The debut album by Sumerlands arrived in 2016 amid a flood of hesher-baiting metal from a surging wave of old-school revivalists. The Philadelphia-based band, led by guitarist Arthur Rizk and fronted by enigmatic crooner Phil Swanson, took a classier tack than most of their contemporaries. Their melodically sophisticated brand of heaviness was more sport coat than denim vest. Rizk and co-guitarist John Powers traded crystalline riffs and perfectly placed solos like Chris DeGarmo and Michael Wilton, the dapper duo whose refined playing powered Queensrÿche’s brilliant early albums. Swanson’s stentorian presence locked everything into place. He seldom reached for big, belting notes – the climax of “The Guardian” being a stunning exception — but his tightly controlled delivery held seemingly limitless power. Then, at the beginning of 2019, he quit the band.

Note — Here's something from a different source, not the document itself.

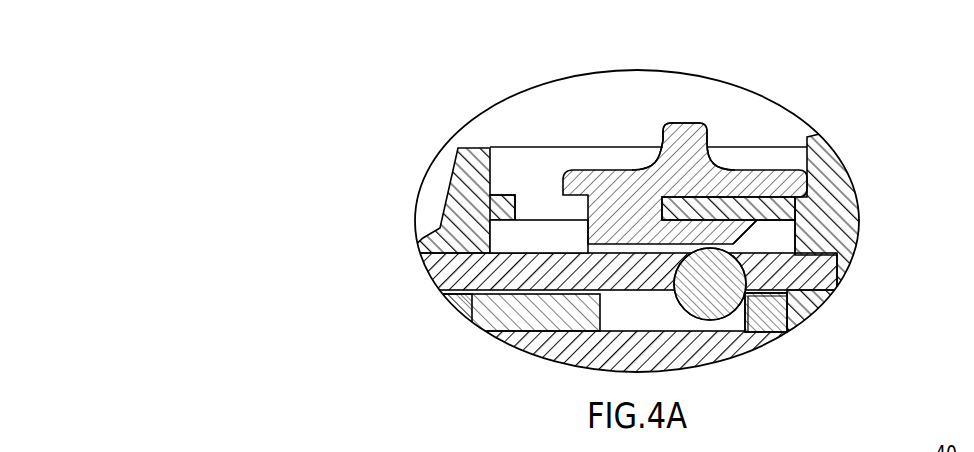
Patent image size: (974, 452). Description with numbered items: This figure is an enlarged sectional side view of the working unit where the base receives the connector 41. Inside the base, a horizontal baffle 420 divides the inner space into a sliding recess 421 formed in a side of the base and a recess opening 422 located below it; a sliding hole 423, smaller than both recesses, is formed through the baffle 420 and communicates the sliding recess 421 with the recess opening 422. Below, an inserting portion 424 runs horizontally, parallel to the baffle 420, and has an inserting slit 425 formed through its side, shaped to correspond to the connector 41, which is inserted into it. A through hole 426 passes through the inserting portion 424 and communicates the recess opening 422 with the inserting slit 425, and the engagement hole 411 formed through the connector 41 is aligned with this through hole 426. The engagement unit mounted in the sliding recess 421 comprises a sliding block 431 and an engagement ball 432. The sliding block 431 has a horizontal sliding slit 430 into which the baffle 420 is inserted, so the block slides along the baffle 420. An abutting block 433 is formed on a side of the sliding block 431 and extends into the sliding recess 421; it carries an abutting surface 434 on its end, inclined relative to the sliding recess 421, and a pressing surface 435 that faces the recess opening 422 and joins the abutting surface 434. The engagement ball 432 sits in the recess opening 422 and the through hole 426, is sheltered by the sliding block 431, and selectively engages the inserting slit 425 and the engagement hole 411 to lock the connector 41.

The remaining members – Rizk, Powers, drummer Justin DeTore, and bassist Brad Raub – took a brief pause to consider their next move, but in truth, there was only one person they believed could replace Swanson. Veteran singer Brendan Radigan (Magic Circle, Stone Dagger) came into the fold about six months after Swanson’s departure, and by the end of 2019, he was demoing the songs that would become Dreamkiller. His addition came with the former frontman’s full blessing; in a recent (print-only) Decibel interview, Rizk says Swanson sees Radigan as the Bruce Dickinson to his Paul Di’Anno. That would make Dreamkiller the band’s The Number of the Beast, and Rizk and company have ramped up their ambitions accordingly.

If Sumerlands didn’t sound particularly concerned with what the true-metal warriors of the world would think of it, Dreamkiller cares even less. The band’s (metaphorical) sport coats are now coke-white, their Miami Vice sheen gleaming in the sun. The songs on Dreamkiller owe as much to the late ’70s AOR of bands like Foreigner and Boston as they do to traditional heavy metal. Everything Sumerlands does on the album is in service of the hooks, which are abundant. For his part, Radigan rises to meet them; his voice is more pliable than Swanson’s, and he’s able to chase melodies through ascending patterns and around tight corners. There’s an emotional urgency to the way he sings the pleading “Heavens Above” and the sly power ballad “The Savior’s Lie” that elevates the material.

Dreamkiller also sounds expensive, and delightfully so. In Rizk’s day job as an audio engineer and producer, he’s become one of metal’s premier studio wizards, and he plies his sacred art throughout Dreamkiller. He delights in small details, like the feather-light synths that trace the title track’s chugging main riff and the dueling solos that disappear into the haze of a deeply ’80s fade-out on “Death to Mercy.” Had they been blessed with the right timing and record deal, Sumerlands might have run up a six-figure studio tab back when Journey and Toto were tearing up the album charts. With Rizk behind the board, they’ve achieved that bigger-than-life sound without having to foot a commensurate bill.